If the Internet was the postal system, the only job of Internet Corporation for Assigned Names and Numbers (ICANN) would be to give each letter an address, the group's head insisted Monday.
All the same, ICANN president and CEO Paul Twomey realizes as much as anyone that the nonprofit group is being tugged to make decisions on issues as far-ranging as content and delivery.
VeriSign's recent lawsuit against the organization, accusing it of trying to regulate the company's controversial Wait Listing Service (WLS) for expired domain names, is just the latest example. VeriSign accused ICANN of overstepping its bounds as the Internet's technical coordinating body and delaying the implementation of its service amid protests that WLS is unfair to consumers by convincing them to back-order domain names they may never be able to register.
Under the group's charter, ICANN is only responsible for Internet Protocol (IP) address allocation, protocol identifier assignment, the domain name system and root server management.
"What we do is narrow, and we don't need an added role," Twomey said. The organization decided to allow VeriSign's WLS service to go ahead for a one-year trial period, with some stipulations last weekend.
Although the board approved of the service in principle, Twomey said he had not heard from VeriSign whether it would drop its lawsuit against ICANN. He was also unsure if the organization would accept the $100,000 registrar Go Daddy Software pledged to help fund ICANN's defense in the case.
"Quite a number of people said they'd contribute and we wouldn't say no since we are publically funded, but there's no way we'd take money if it was tied to conditions," he said.
Twomey claims that "these issues are more than ICANN issues" and are a product of the contractual nature of its relationships with Internet registries.
"We have agreements with registries that they openly volunteer to enter and these disagreements are a product of these contracts," he said. "But what we are in charge of is actually very narrow."
Future Internet ops 'international'
If ICANN's function is narrow, it stands in contrast to Twomey's vision of what his organization and the Internet can actually do.
The Australian native, who has held ICANN's top post for just under a year, sees the Net as a powerful mechanism for delivering, and exposing people to, different "voices" around the world. That is why ICANN's current focus is on making the operation of the Internet an international affair.
ICANN this weekend formed the Country Code Name Supporting Organization, which will act as a global policy arm of ICANN.
Twomey hopes that efforts to further internationalize ICANN will quell arguments that the body has been in the pocket of powerful stakeholders. If ICANN has had more activity in certain regions it is because the growth and demand for the Internet in those areas has called for it, he said.
But demand is rising, and ICANN is moving to meet it. Work on internationalized domain names is being undertaken in regions like South East Asia, he said, while Africa is showing interest in expanding its infrastructure and the Pacific Islands are looking into how they can profit from the trend of outsourcing.
Absolute power corrupts
"The environment is changing rapidly," Twomey said, "and our job is to balance the network. We don't want to give too much power to anyone – the governments, or the registries, or the ISPs (Internet service providers) – or the network won't grow."

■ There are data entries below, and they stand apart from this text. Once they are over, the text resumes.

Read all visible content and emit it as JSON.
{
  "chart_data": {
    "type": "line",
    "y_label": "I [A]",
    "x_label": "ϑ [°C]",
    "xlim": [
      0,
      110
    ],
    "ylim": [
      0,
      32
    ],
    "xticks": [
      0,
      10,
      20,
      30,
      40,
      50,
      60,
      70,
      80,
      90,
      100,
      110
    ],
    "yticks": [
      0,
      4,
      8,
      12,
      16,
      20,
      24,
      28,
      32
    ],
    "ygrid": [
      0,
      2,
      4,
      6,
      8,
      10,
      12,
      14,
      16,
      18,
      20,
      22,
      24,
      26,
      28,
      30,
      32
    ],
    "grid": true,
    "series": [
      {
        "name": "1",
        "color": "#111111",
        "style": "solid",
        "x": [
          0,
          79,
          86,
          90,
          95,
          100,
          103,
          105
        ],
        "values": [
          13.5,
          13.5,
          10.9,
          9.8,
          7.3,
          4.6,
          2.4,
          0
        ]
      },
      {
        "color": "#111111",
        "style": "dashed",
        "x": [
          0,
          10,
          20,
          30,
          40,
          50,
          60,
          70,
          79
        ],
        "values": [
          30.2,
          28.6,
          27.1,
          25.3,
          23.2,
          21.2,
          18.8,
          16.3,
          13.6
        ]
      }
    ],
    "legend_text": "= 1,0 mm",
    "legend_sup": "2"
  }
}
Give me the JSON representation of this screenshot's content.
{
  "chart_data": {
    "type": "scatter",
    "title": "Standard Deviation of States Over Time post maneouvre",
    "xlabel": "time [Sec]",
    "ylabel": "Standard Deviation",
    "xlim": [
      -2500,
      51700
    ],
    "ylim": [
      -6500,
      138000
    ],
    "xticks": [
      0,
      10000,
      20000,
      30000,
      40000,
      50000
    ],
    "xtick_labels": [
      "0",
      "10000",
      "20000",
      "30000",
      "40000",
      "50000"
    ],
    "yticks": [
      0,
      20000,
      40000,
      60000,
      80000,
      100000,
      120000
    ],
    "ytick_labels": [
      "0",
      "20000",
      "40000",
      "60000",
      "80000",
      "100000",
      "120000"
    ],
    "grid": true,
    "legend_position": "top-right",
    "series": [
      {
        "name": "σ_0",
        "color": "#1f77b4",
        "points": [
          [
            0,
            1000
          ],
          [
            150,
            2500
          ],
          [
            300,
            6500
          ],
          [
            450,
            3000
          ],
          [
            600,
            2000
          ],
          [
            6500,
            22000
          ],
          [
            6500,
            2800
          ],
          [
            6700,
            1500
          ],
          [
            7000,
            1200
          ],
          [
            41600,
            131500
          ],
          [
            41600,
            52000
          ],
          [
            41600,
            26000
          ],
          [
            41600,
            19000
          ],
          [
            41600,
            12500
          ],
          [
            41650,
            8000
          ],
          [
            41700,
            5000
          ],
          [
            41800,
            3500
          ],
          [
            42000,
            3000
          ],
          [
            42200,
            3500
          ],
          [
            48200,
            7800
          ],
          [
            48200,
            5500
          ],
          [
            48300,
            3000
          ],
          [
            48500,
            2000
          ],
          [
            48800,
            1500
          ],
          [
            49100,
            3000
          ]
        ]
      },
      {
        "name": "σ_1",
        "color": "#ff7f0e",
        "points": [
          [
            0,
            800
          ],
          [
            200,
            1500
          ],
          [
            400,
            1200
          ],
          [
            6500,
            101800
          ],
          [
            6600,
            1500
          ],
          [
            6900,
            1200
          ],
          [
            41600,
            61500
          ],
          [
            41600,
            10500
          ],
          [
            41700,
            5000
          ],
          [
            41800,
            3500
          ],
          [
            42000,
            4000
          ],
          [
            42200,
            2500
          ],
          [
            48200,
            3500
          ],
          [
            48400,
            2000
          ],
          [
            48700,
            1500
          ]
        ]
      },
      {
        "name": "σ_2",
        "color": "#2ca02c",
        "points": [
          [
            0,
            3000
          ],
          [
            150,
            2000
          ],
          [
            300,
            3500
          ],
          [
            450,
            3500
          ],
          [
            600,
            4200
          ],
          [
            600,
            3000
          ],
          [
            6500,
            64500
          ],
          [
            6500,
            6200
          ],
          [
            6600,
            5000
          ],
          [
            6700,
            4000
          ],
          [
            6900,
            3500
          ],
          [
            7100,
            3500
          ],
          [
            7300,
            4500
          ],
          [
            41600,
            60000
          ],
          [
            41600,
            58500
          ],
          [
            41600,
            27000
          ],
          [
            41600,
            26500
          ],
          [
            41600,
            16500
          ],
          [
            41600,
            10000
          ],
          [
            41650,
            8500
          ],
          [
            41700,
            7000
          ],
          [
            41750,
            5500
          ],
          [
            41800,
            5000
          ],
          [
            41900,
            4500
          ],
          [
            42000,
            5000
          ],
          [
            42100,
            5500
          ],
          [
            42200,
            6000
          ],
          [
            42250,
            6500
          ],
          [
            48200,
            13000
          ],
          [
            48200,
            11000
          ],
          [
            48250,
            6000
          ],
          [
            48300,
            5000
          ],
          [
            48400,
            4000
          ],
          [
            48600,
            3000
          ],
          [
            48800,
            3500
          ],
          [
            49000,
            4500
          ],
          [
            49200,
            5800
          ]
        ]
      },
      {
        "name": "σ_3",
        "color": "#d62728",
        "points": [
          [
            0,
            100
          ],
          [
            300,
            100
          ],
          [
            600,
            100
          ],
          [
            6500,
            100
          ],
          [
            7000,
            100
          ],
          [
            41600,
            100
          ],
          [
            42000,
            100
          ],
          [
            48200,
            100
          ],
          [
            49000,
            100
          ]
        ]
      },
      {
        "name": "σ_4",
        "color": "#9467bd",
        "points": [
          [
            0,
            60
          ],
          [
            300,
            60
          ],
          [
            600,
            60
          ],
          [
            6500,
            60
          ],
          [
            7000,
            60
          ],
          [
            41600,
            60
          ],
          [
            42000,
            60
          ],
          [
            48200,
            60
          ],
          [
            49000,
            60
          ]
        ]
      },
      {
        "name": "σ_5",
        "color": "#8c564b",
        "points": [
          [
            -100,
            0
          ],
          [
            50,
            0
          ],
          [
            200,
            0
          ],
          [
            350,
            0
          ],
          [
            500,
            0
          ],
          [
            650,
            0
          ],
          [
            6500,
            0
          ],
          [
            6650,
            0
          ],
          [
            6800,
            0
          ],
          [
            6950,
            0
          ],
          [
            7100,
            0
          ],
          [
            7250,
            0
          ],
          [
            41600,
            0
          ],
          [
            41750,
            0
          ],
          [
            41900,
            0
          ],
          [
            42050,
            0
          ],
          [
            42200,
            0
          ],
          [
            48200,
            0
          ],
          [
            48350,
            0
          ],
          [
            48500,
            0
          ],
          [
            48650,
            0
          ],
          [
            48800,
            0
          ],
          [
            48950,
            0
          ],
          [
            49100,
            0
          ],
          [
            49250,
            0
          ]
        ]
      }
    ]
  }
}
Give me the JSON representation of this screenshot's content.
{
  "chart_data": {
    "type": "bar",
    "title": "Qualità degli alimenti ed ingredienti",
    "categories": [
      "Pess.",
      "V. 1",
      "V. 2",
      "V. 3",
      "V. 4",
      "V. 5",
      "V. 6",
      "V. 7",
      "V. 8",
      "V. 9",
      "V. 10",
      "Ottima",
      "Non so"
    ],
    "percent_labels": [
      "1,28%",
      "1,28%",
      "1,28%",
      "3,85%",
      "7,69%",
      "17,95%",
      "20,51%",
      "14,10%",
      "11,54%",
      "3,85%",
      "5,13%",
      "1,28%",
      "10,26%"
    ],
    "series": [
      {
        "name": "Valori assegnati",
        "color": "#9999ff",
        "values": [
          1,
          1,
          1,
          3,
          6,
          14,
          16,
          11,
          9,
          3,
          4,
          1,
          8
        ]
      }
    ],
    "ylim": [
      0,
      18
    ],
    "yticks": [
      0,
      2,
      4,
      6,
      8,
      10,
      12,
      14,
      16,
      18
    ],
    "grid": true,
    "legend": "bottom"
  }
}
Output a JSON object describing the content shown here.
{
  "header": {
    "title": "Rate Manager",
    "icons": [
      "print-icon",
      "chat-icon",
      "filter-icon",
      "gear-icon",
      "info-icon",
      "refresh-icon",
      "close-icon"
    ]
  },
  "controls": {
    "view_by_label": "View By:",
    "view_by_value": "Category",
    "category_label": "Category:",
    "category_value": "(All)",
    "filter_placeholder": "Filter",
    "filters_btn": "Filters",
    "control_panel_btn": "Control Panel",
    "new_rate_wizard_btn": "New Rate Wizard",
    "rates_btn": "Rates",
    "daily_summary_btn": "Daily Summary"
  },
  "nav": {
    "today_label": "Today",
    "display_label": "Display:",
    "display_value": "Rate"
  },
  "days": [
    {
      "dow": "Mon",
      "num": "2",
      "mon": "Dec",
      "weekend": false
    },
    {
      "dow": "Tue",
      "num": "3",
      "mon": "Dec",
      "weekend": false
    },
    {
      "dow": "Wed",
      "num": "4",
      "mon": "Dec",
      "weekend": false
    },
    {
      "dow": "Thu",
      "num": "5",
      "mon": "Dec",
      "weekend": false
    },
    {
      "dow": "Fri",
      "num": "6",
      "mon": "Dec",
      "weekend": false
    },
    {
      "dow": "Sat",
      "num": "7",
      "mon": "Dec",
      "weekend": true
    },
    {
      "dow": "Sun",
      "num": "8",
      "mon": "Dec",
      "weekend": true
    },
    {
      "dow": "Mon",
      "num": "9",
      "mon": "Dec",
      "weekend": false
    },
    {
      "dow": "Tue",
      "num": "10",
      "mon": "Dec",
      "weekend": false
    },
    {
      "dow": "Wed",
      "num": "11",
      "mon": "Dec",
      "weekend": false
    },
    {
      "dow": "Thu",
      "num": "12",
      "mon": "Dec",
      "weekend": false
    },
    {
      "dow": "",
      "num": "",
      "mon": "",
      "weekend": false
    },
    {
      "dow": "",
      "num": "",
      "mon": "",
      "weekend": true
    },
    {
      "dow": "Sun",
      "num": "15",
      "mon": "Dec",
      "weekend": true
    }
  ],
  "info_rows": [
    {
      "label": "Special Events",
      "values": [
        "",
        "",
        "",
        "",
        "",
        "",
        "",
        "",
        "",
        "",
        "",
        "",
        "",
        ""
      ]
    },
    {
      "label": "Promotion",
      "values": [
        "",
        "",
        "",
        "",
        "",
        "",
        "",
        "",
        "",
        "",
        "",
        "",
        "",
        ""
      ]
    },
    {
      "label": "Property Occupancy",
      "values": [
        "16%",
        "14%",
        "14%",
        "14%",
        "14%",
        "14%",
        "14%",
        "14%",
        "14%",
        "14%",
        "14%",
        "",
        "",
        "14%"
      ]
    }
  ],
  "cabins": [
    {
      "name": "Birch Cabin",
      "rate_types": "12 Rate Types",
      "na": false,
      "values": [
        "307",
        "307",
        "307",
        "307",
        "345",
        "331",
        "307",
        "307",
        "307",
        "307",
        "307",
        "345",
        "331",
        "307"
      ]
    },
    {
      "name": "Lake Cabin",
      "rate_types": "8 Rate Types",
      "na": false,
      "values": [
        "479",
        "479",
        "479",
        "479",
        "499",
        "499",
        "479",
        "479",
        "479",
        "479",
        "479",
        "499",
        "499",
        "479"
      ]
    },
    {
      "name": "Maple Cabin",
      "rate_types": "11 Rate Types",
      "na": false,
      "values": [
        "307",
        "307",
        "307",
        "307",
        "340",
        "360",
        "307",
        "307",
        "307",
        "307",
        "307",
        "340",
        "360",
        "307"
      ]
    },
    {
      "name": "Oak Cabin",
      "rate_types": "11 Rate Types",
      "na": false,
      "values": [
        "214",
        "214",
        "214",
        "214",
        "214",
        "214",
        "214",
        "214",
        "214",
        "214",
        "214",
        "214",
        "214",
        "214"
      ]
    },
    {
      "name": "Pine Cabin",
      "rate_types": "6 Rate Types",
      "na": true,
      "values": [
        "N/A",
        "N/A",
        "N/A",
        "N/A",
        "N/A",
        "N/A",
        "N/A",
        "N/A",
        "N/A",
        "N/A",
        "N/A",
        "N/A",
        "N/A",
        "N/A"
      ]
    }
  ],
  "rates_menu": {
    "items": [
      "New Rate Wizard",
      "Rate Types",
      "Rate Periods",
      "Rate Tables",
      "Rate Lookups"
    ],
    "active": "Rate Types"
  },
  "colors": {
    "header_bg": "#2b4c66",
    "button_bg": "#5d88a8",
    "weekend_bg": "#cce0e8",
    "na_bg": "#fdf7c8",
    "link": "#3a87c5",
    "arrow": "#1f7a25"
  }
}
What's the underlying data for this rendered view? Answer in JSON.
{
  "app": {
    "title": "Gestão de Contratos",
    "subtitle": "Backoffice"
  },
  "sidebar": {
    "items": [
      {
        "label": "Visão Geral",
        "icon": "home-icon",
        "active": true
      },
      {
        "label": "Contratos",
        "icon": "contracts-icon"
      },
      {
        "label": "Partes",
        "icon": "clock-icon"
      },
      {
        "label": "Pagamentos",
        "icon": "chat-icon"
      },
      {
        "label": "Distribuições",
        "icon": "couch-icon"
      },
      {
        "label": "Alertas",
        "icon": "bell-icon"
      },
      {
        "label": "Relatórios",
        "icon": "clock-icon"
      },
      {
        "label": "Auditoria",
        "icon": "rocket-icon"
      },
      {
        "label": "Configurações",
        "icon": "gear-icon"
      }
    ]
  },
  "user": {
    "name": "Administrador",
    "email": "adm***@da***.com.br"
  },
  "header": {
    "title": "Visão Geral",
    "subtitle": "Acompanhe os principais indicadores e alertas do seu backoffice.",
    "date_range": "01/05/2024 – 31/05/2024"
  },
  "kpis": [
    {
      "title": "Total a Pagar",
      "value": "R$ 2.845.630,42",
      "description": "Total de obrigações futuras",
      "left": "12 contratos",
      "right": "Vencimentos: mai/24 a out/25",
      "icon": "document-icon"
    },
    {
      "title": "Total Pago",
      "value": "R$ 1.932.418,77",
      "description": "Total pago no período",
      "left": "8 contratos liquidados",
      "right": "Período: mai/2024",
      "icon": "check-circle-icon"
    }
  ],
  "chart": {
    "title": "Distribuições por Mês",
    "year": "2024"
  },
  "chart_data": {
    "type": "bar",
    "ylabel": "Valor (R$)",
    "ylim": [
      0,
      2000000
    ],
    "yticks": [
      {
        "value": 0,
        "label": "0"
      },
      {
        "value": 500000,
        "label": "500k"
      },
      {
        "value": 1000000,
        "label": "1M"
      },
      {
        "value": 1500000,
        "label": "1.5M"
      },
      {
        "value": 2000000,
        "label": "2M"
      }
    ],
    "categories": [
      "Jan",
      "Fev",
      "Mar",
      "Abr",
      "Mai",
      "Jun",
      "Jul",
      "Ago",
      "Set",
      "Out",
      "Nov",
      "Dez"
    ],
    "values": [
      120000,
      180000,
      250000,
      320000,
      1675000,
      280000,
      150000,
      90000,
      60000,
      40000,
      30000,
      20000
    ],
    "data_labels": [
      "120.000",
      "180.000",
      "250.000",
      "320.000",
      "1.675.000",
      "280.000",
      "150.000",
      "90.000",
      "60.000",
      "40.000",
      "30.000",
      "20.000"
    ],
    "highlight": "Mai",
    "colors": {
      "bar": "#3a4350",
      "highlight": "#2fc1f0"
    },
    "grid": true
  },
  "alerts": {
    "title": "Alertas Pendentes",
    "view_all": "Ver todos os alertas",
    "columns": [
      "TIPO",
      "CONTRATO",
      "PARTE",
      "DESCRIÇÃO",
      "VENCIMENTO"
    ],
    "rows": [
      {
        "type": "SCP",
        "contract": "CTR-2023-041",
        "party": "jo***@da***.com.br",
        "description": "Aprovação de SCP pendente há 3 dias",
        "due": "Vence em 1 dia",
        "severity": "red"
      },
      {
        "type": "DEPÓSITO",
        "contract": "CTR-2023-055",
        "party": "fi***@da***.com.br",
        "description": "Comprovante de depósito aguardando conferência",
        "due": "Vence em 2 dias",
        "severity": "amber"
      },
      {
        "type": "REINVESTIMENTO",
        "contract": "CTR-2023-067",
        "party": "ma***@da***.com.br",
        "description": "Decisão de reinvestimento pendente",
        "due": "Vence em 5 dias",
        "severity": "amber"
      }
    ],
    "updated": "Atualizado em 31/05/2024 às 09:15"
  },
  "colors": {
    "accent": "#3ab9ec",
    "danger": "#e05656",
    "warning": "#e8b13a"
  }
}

Twomey insists on a bottom-up organization where stakeholders can influence the Net's growth according to factors such as need, language and culture. However, ICANN still faces pressure to act as a regulator, possibly because people do not know where else to turn when confronting new, Internet-related issues. Other resources do exist, however, Twomey says. The UN has discussed Internet governance, for example, and agencies like Interpol could deal with issues such as online pedophilia, he said.
While Twomey is committed to keeping ICANN on the technical rails on which it was meant to run, he does admit that the organization's mission and role is constantly in flux because of technology's quick-changing nature.
"Look what ICANN did just five years ago – it was like it was just after the age of Augustus it was so long ago," he said. "We're not fighting those fights anymore. We have new fights."